A Guide to Testing Web Applications

Dev Fest Bishkek 2019

A remote talk held on 14th December 2019 for The Bishkek Dev Fest.

I tested an application for about a day, making notes, and then generalised these into lessons learned and categorise of Test Sessions to help build a better model of how I approach testing.

This talk is available as an expanded (31 video) course on Patreon

Have you ever wondered how other people test applications? Not in theory, but in practice? What thought processes are used? How did they model the application? What tools were used? How did they track the testing? That’s what this talk is all about. This talk will be based on a short Case Study of testing an open source web application. Why open source? Because then there is no commercial confidentiality about the process, tools or thought processes. Alan will explain his thought processes, coverage, approaches, tools used, risks identified and results found. And generalise from this into reusable models and principles that can be applied to your testing. This covers the What?, and the Why? of practical exploratory web testing.

Notes and Slides

The notes that I made during my testing sessions have been collated into a pdf
- .pdf
- and you can see the detail of the notes I take
- hopefully they are understandable, but remember they were designed to support me, not you
- if this was a real project, and you needed to understand them, we would debrief and I would explain them

The slides are available as slides on slideshare

slideshare.net/eviltester/devfest-2019slides

TLDR; I split my testing into small chunks with a high level aim, and a generic classification. I make notes. I emphasise evidence more than upfront planning.

One Thing

One thing I’d like to see more of, is actual output from the testing that people perform.

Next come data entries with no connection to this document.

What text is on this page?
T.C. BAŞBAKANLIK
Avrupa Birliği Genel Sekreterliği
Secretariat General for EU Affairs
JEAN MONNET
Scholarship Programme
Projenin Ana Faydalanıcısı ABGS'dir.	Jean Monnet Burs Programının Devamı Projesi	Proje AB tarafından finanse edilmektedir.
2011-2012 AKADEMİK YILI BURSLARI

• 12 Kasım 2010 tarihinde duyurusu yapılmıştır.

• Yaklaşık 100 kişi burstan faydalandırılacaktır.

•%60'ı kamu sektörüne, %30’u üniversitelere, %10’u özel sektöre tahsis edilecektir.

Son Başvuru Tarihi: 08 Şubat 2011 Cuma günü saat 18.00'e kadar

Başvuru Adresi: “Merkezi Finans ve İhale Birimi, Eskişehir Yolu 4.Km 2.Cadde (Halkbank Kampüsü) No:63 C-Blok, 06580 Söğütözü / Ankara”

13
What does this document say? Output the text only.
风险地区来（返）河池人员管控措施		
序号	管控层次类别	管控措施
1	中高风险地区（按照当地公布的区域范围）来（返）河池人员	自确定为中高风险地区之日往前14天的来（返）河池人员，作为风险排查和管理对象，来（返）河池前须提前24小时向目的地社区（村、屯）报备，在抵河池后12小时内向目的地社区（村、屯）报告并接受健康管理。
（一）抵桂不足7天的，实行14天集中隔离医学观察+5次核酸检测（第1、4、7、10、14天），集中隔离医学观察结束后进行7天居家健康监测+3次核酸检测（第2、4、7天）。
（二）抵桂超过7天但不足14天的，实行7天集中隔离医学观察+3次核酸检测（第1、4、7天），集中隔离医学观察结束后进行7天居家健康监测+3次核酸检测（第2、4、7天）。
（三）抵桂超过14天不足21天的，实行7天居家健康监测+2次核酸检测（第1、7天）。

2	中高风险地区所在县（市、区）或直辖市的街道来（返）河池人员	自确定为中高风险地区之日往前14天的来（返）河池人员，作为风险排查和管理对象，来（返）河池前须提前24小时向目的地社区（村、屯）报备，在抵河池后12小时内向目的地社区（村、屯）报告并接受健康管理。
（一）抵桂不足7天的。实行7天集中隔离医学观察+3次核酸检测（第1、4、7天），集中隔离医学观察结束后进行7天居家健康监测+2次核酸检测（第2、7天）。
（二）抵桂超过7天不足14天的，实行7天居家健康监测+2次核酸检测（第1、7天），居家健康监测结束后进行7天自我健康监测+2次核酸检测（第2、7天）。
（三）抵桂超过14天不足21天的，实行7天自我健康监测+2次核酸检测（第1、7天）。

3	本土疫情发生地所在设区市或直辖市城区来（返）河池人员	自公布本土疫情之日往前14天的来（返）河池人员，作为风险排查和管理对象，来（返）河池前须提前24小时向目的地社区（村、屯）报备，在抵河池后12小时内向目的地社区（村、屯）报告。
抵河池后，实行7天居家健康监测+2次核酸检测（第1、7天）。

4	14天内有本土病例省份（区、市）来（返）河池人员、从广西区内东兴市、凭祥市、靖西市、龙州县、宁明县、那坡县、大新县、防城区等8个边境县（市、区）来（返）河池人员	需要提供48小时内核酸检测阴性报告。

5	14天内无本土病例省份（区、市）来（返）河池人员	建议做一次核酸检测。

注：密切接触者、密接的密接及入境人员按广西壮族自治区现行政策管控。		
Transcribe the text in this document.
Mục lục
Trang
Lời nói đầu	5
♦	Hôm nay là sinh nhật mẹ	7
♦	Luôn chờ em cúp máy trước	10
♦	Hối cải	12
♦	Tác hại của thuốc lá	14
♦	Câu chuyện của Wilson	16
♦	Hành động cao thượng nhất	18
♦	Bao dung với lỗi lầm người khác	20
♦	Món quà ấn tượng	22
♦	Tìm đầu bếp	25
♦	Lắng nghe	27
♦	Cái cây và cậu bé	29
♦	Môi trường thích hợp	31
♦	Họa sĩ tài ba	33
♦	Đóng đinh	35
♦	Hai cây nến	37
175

The issue is, that most testing is on a project and therefore confidential.

The only way we can ‘see’ the testing people do is when they perform it on an open source application.

I have previously created examples of how I test on YouTube, these have the disadvantage that I’m often trying to ’explain what I do’ as I do it. This generates more cognitive load and changes the way that I test.

Debriefs

For the Bishkek talk, I wanted to:

test an application
as close to possible as I do when on a project
make the same level of notes
demonstrate how I track sessions
explain how I come up with test ideas

To do that, I decided to use a debrief format, where I do testing, and then debrief it to analyse what I did, why I did it.

Session Types

Over the course of my testing I classified my Session Types as:

Install
Health Check
Planning
Recon / Modelling
Debrief
Coverage
Exploratory
Admin

This is not a complete list of session types I use when testing. This is the list of session types I used when performing this testing.

You do not have to use the same names as these, own your testing, and name them as appropriate for your and your environment.

My sessions usually started with a Planning session so I would know what I’m doing, and were followed by a Debrief session so I know what I did. Giving the following rough order.

Notes

When I make notes, I:

use a linear format
keep simple text notes
add timestamps to my notes
record data and actual observations
write down questions
identify todos
describe defects
etc.

Lessons Learned

I found this a useful exercise because it caused me to ’name’ by session types which I had only ever done informally before.

We explore at all points in our testing.

I plan in short bursts, before I test - to the level I need to, to help me prioritise and perform the next action. And I make planning decisions as I test.

The more we are focused on coverage
- the more we constrain our exploration to the Coverage.
The more we are focused on Exploration,
- the more our coverage has to be reverse engineered from:
  - our logs,
  - evidence, and notes.

There are more lessons learned in the slides.